We have next developed specific applications of this idea. The first application is gender stereotypes. Using experimental data, we show that our theory of stereotypes can explain why women are underconfident in typically male subjects such as mathematics. In a second set of papers we apply out theory of non-rational beliefs to expectation formation in financial markets. The paper “Diagnostic Expectations and Credit Cycles” shows that this approach helps account for expectations of market participants about credit market conditions, for economic fluctuations and for financial crises as the result to over-reaction to news. In the paper “Diagnostic Expectations and Stock Returns” we show that the very same expectation formation process accounts for anomalous stock price behavior. Finally, the paper “Overreaction in Macroeconomic Expectations” shows that diagnostic expectations can account for systematic errors in the predictions made by professional forecasters about several macroeconomic variables.
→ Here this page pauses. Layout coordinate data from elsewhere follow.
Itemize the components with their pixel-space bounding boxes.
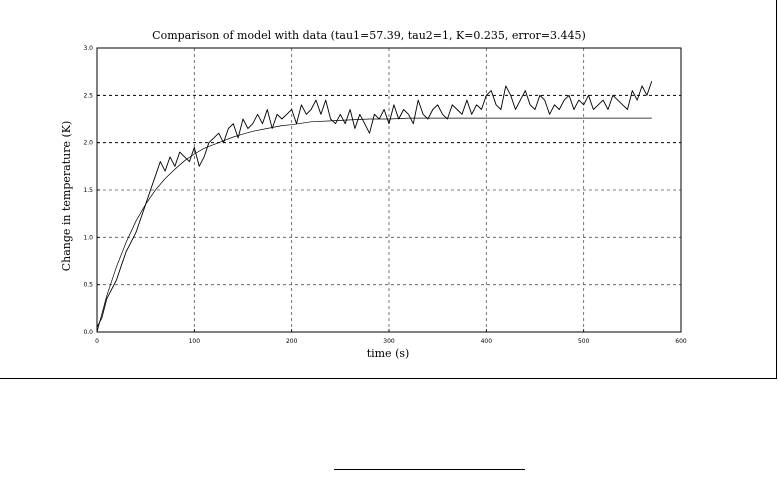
y-tick-label: 1.0: [83, 234, 93, 241]
x-tick-label: 200: [286, 338, 298, 345]
x-tick-label: 100: [189, 338, 201, 345]
y-tick-label: 1.5: [83, 187, 93, 194]
x-tick-label: 300: [383, 338, 395, 345]
y-tick-label: 2.5: [83, 92, 93, 99]
x-tick-label: 400: [481, 338, 493, 345]
chart: Comparison of model with data (tau1=57.3…: [60, 29, 687, 360]
plot-frame: Comparison of model with data (tau1=57.3…: [0, 0, 777, 379]
axis-ticks: 0 100 200 300 400 500 600 0.0 0.5 1.0 1.5 2.0 2.5 3.0: [83, 45, 686, 345]
x-axis-label: time (s): [367, 347, 410, 360]
model-fit-line: [96, 117, 652, 333]
grid-lines: [97, 48, 681, 332]
y-tick-label: 0.0: [83, 329, 93, 336]
divider-line: [334, 469, 525, 470]
x-tick-label: 500: [578, 338, 590, 345]
measured-data-line: [96, 80, 653, 328]
y-axis-label: Change in temperature (K): [60, 121, 73, 272]
y-tick-label: 0.5: [83, 282, 93, 289]
y-tick-label: 3.0: [83, 45, 93, 52]
chart-title: Comparison of model with data (tau1=57.3…: [152, 29, 586, 42]
y-tick-label: 2.0: [83, 140, 93, 147]
x-tick-label: 600: [675, 338, 687, 345]
series-group: [96, 80, 653, 333]
x-tick-label: 0: [95, 338, 99, 345]
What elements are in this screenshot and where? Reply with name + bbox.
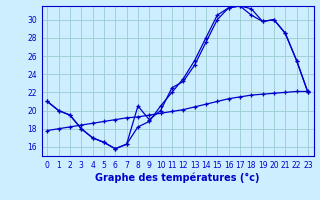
X-axis label: Graphe des températures (°c): Graphe des températures (°c) bbox=[95, 173, 260, 183]
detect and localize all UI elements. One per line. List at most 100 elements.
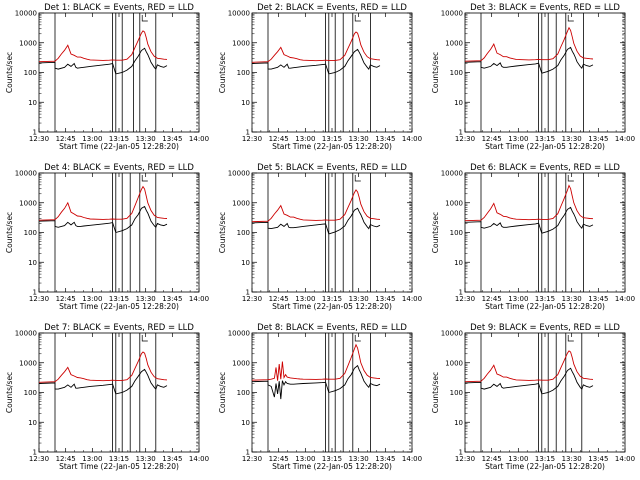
y-tick-label: 10 [241,419,250,427]
chart-panel-4: Det 4: BLACK = Events, RED = LLD 1 10 100 10… [5,163,209,311]
x-axis-label: Start Time (22-Jan-05 12:28:20) [272,142,392,151]
x-tick-label: 13:15 [109,135,129,143]
bracket-marker [354,175,361,182]
x-tick-label: 14:00 [402,455,422,463]
chart-title: Det 7: BLACK = Events, RED = LLD [44,323,194,333]
x-tick-label: 13:45 [375,295,395,303]
x-tick-label: 14:00 [189,295,209,303]
y-tick-label: 10000 [441,10,463,18]
x-tick-label: 13:00 [295,135,315,143]
bracket-marker [354,335,361,342]
bracket-marker [141,175,148,182]
x-tick-label: 14:00 [402,135,422,143]
x-tick-label: 12:45 [482,135,502,143]
y-tick-label: 100 [24,229,37,237]
x-axis-label: Start Time (22-Jan-05 12:28:20) [485,142,605,151]
x-axis-label: Start Time (22-Jan-05 12:28:20) [485,462,605,471]
x-tick-label: 13:15 [535,295,555,303]
x-tick-label: 12:30 [29,455,49,463]
x-tick-label: 13:30 [136,455,156,463]
y-tick-label: 1 [246,129,250,137]
y-tick-label: 1000 [232,359,250,367]
y-tick-label: 1 [459,449,463,457]
y-axis-label: Counts/sec [218,372,227,413]
y-axis-label: Counts/sec [5,52,14,93]
y-axis-label: Counts/sec [431,372,440,413]
x-tick-label: 13:30 [349,135,369,143]
y-tick-label: 10000 [15,170,37,178]
x-tick-label: 13:00 [508,295,528,303]
x-tick-label: 13:00 [82,455,102,463]
plot-frame [251,12,413,133]
x-axis-label: Start Time (22-Jan-05 12:28:20) [59,462,179,471]
lld-series-line [464,350,594,383]
x-tick-label: 12:30 [455,135,475,143]
y-axis-label: Counts/sec [218,212,227,253]
events-series-line [251,48,381,75]
y-tick-label: 10 [28,259,37,267]
x-tick-label: 14:00 [615,295,635,303]
x-tick-label: 14:00 [189,135,209,143]
x-axis-label: Start Time (22-Jan-05 12:28:20) [59,142,179,151]
y-tick-label: 100 [237,229,250,237]
x-tick-label: 13:45 [162,135,182,143]
y-tick-label: 10 [454,259,463,267]
chart-panel-7: Det 7: BLACK = Events, RED = LLD 1 10 100 10… [5,323,209,471]
bracket-marker [354,15,361,22]
x-tick-label: 13:45 [588,455,608,463]
x-tick-label: 13:00 [295,455,315,463]
events-series-line [38,368,168,395]
chart-panel-1: Det 1: BLACK = Events, RED = LLD 1 10 100 10… [5,3,209,151]
x-tick-label: 12:30 [29,135,49,143]
x-tick-label: 13:15 [535,135,555,143]
chart-title: Det 2: BLACK = Events, RED = LLD [257,3,407,13]
x-tick-label: 13:45 [162,295,182,303]
x-tick-label: 12:45 [482,295,502,303]
chart-title: Det 6: BLACK = Events, RED = LLD [470,163,620,173]
x-tick-label: 13:45 [375,135,395,143]
x-tick-label: 13:45 [588,135,608,143]
bracket-marker [567,335,574,342]
chart-title: Det 8: BLACK = Events, RED = LLD [257,323,407,333]
y-tick-label: 100 [24,69,37,77]
y-tick-label: 10000 [441,330,463,338]
x-tick-label: 13:30 [136,135,156,143]
x-tick-label: 13:15 [109,295,129,303]
y-tick-label: 10000 [228,10,250,18]
y-tick-label: 10 [241,99,250,107]
events-series-line [38,205,168,234]
events-series-line [464,367,594,395]
x-tick-label: 13:15 [535,455,555,463]
x-tick-label: 13:00 [508,135,528,143]
events-series-line [251,364,381,400]
x-tick-label: 13:15 [322,295,342,303]
x-tick-label: 12:30 [242,455,262,463]
y-tick-label: 1 [246,289,250,297]
y-tick-label: 1 [33,449,37,457]
lld-series-line [251,189,381,223]
y-tick-label: 100 [237,389,250,397]
x-tick-label: 13:15 [109,455,129,463]
x-tick-label: 13:15 [322,135,342,143]
bracket-marker [567,175,574,182]
events-series-line [38,47,168,75]
x-tick-label: 12:30 [29,295,49,303]
chart-panel-6: Det 6: BLACK = Events, RED = LLD 1 10 100 10… [431,163,635,311]
x-tick-label: 14:00 [615,455,635,463]
x-axis-label: Start Time (22-Jan-05 12:28:20) [485,302,605,311]
lld-series-line [464,184,594,222]
chart-panel-2: Det 2: BLACK = Events, RED = LLD 1 10 100 10… [218,3,422,151]
y-tick-label: 10000 [15,10,37,18]
y-tick-label: 1 [33,289,37,297]
x-tick-label: 14:00 [402,295,422,303]
y-tick-label: 1 [246,449,250,457]
chart-title: Det 1: BLACK = Events, RED = LLD [44,3,194,13]
x-tick-label: 13:00 [82,295,102,303]
events-series-line [464,46,594,74]
x-axis-label: Start Time (22-Jan-05 12:28:20) [59,302,179,311]
chart-panel-8: Det 8: BLACK = Events, RED = LLD 1 10 100 10… [218,323,422,471]
bracket-marker [141,15,148,22]
y-tick-label: 10000 [15,330,37,338]
chart-title: Det 3: BLACK = Events, RED = LLD [470,3,620,13]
Overall, this body of work shows that the very same psychological principle is be able to shed light on behavior in different social domains, offering a generally applicable and valid alternative to rational decision-making. Finally Andrei Shleifer and I are currently finishing a book using psychology to understand financial crises. The book, entitled “A Crisis of Beliefs” will be published by Princeton University Press in the early fall of 2018.

Final results

The project is evidently very ambitious and risky. We have some encouraging early findings. But there is still significant uncertainty. A lot more work must be carried out before we have enough confidence to make wide projections.